Re-index must honor tombstones so deleted content is not resurrected.

Concurrency contract

High-volume workloads require explicit write coordination.

Required:

lease-based writer lock for MEMORY.md projection updates
per-session manifest compare-and-swap revisioning
atomic file replace semantics for canonical writes
retry-safe idempotency keys for session-end and compaction flows

Implementation plan

Phase 0: contracts and helpers

add canonical naming + token helper
add body hash helper (body-normalized-v1)
add wikilink helper (workspace-root-relative)
add deterministic sanitizer version plumbing
add memory_sentence frontmatter schema + quality gate helpers

Phase 1: canonical artifact + manifest writers

write immutable summary/transcript artifacts
add mutable manifest lifecycle
write immutable compaction artifacts + manifest backfill
add crash-recovery state handling
wire LLM one-sentence generation into summary/compaction artifact frontmatter

Phase 2: MEMORY.md renderer

render strict rolling 30-day UTC ledger
read per-session sentence from frontmatter
enforce per-session sentence quality floor + fallback flag handling
enforce fixed-budget clipping of oldest ledger rows with explicit notice

Phase 3: derived DB indexing and re-index

upsert content-linked DB rows with path+hash pointers
implement idempotent re-index from markdown
add tombstone-aware deletion handling

Phase 4: docs and safeguards

document authority split in API/HOOKS/HARNESSES docs
add operator docs for re-index + privacy removal
add regression suite for contracts above

Validation and regression tests

1,500-session window test (50/day x 30) preserves the newest in-window ledger rows, clips oldest rows when needed, and emits an explicit clipping notice.
sentence floor test rejects low-signal rows.
wikilink format test enforces workspace-root-relative links.
immutable artifact test rejects post-commit mutation.
manifest mutability test allows late compaction_path updates only in manifest.
checksum scope test verifies body-normalized-v1 behavior.
sanitizer determinism test ensures stable output for same input.
partial-failure recovery tests cover each state model branch.
re-index parity test rebuilds content-linked DB rows from markdown.
runtime telemetry preservation test proves re-index does not clobber DB-native temporal counters/ranks.
tombstone test proves deletion/removal survives re-index.
multi-agent scoping test proves no cross-agent bleed.
frontmatter sentence projection test proves MEMORY.md rows are sourced from artifact memory_sentence fields (not full-file LLM rewrites).

Risks and mitigations

Risk: large MEMORY.md at extreme session volume.

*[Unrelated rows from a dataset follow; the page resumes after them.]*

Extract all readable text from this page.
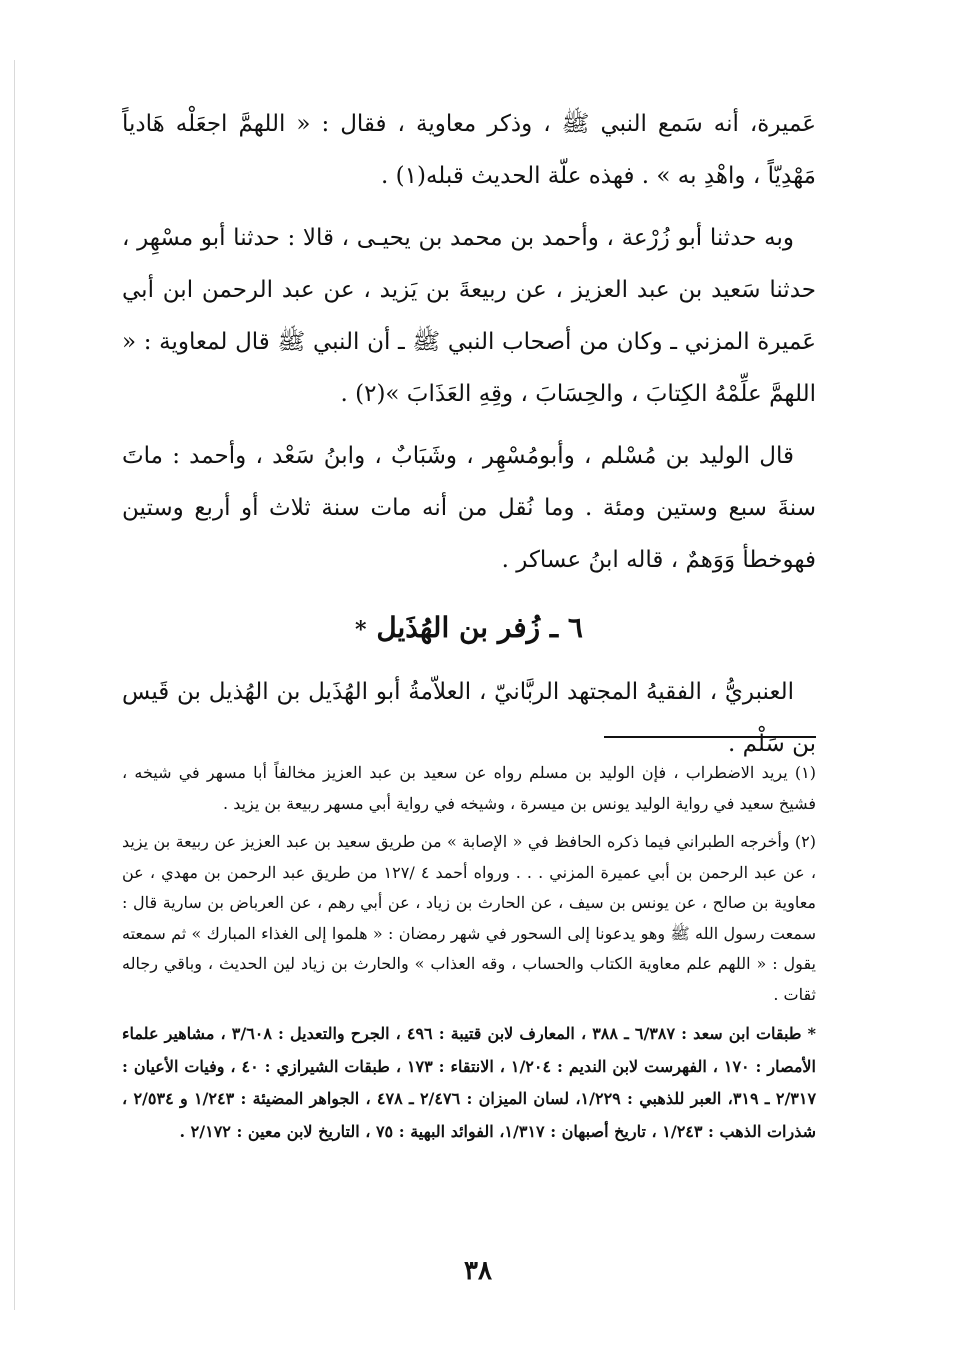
عَميرة، أنه سَمع النبي ﷺ ، وذكر معاوية ، فقال : « اللهمَّ اجعَلْه هَادياً مَهْدِيّاً ، واهْدِ به » . فهذه علّة الحديث قبله(١) .

وبه حدثنا أبو زُرْعة ، وأحمد بن محمد بن يحيـى ، قالا : حدثنا أبو مسْهِر ، حدثنا سَعيد بن عبد العزيز ، عن ربيعةَ بن يَزيد ، عن عبد الرحمن ابن أبي عَميرة المزني ـ وكان من أصحاب النبي ﷺ ـ أن النبي ﷺ قال لمعاوية : « اللهمَّ علِّمْهُ الكِتابَ ، والحِسَابَ ، وقِهِ العَذَابَ »(٢) .

قال الوليد بن مُسْلم ، وأبومُسْهِر ، وشَبَابٌ ، وابنُ سَعْد ، وأحمد : ماتَ سنةَ سبع وستين ومئة . وما نُقل من أنه مات سنة ثلاث أو أربع وستين فهوخطأ وَوَهمٌ ، قاله ابنُ عساكر .

٦ ـ زُفر بن الهُذَيل *

العنبريُّ ، الفقيهُ المجتهد الربَّانيّ ، العلاّمةُ أبو الهُذَيل بن الهُذيل بن قَيس بن سَلْم .

(١) يريد الاضطراب ، فإن الوليد بن مسلم رواه عن سعيد بن عبد العزيز مخالفاً أبا مسهر في شيخه ، فشيخ سعيد في رواية الوليد يونس بن ميسرة ، وشيخه في رواية أبي مسهر ربيعة بن يزيد .

(٢) وأخرجه الطبراني فيما ذكره الحافظ في « الإصابة » من طريق سعيد بن عبد العزيز عن ربيعة بن يزيد ، عن عبد الرحمن بن أبي عميرة المزني . . . ورواه أحمد ٤ /١٢٧ من طريق عبد الرحمن بن مهدي ، عن معاوية بن صالح ، عن يونس بن سيف ، عن الحارث بن زياد ، عن أبي رهم ، عن العرباض بن سارية قال : سمعت رسول الله ﷺ وهو يدعونا إلى السحور في شهر رمضان : « هلموا إلى الغذاء المبارك » ثم سمعته يقول : « اللهم علم معاوية الكتاب والحساب ، وقه العذاب » والحارث بن زياد لين الحديث ، وباقي رجاله ثقات .

* طبقات ابن سعد : ٦/٣٨٧ ـ ٣٨٨ ، المعارف لابن قتيبة : ٤٩٦ ، الجرح والتعديل : ٣/٦٠٨ ، مشاهير علماء الأمصار : ١٧٠ ، الفهرست لابن النديم : ١/٢٠٤ ، الانتقاء : ١٧٣ ، طبقات الشيرازي : ٤٠ ، وفيات الأعيان : ٢/٣١٧ ـ ٣١٩، العبر للذهبي : ١/٢٢٩، لسان الميزان : ٢/٤٧٦ ـ ٤٧٨ ، الجواهر المضيئة : ١/٢٤٣ و ٢/٥٣٤ ، شذرات الذهب : ١/٢٤٣ ، تاريخ أصبهان : ١/٣١٧، الفوائد البهية : ٧٥ ، التاريخ لابن معين : ٢/١٧٢ .

٣٨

Mitigation: enforce sentence length band, keep deep detail in linked artifacts.
Risk: disk growth from transcript artifacts. Mitigation: sanitized content only, plus out-of-window archival policy.
Risk: operational complexity from manifest + recovery states. Mitigation: explicit state machine tests and idempotent replay tooling.
Risk: future regressions reintroduce dual-canonical ambiguity. Mitigation: CI guardrails on authority split and path/hash contracts.

Open design questions

Should sentence length band be global or recency-tiered?
Should out-of-window archival produce monthly markdown bundles?
Should CLI ship signet memory reindex and signet memory open <session> in this wave or follow-up?